After September 11, 2001, many people feared further terrorist attacks and chose to travel by car instead of flying. To put it simply, the number of airline passengers in the fourth quarter of 2001 fell by 18%, by comparison with the last three months of the year 2000. In other words, influenced by 9/11, close to one in five travelers decided not to fly. Let’s look at some other numbers now: in 2001, there were 483 deaths among commercial airline passengers in the USA, about half of them on 9/11. Interestingly, in 2002 there wasn’t a single one. And in 2003 and 2004 there were only nineteen and eleven fatalities respectively. This means that during these three years, a total of thirty airline passengers in America were killed in accidents. In the same period, however, 128,525 people died in US car accidents. That’s an estimated 5% more than expected, based on past driving patterns. The statisticians have concluded that as many as 5,000 deaths would probably have been avoided if people had carried on taking the plane as usual. In addition, up to 45,000 people would have been spared serious injuries and up to 325,000 less serious ones.

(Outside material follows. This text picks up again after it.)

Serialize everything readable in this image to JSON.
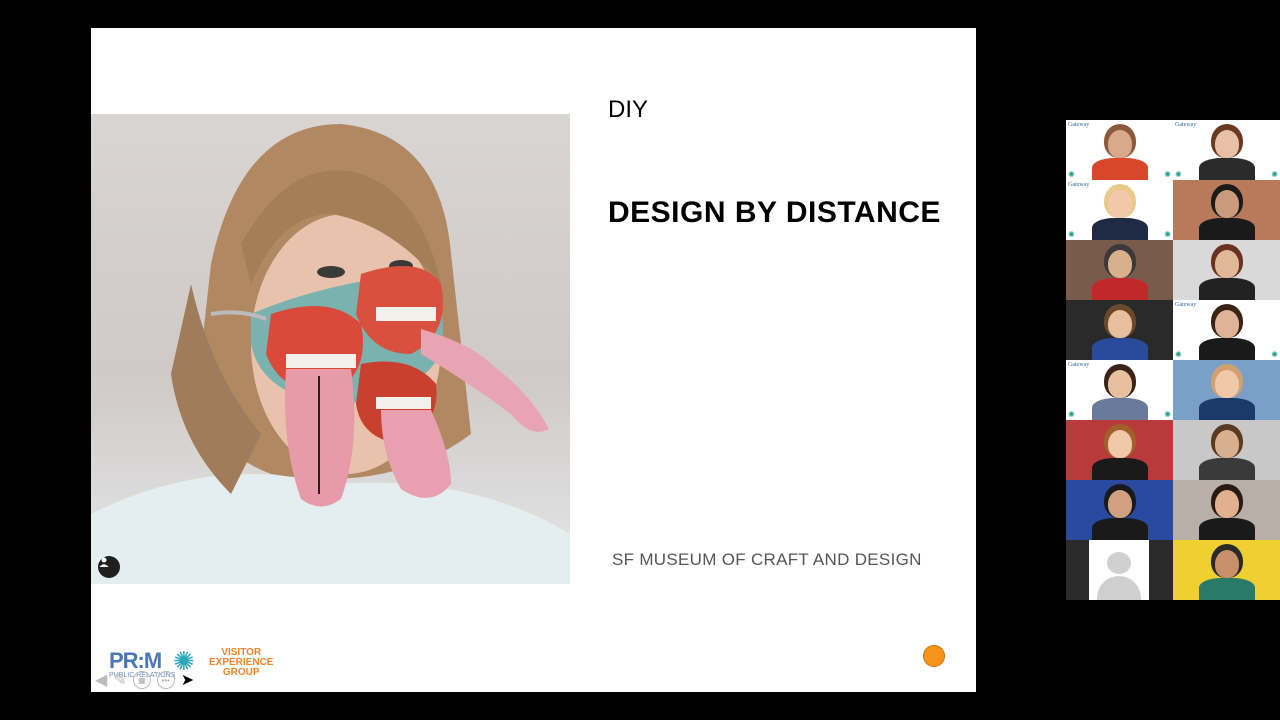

Why did so many people take their car instead of the plane after 9/11? The simple explanation is that, behind the wheel of your own automobile, it’s natural to feel in control. Try telling drivers that they have no influence over the skills of other road users, the weather, the condition of the road, mechanical problems, or any other common causes of accidents – and they will agree. But they still feel in control of their destiny when they drive. They can’t help it. Put them on a plane, and they think their life is in the hands of the airline pilot or, worse, a bunch of terrorists.
Psychologists call this the “illusion of control.”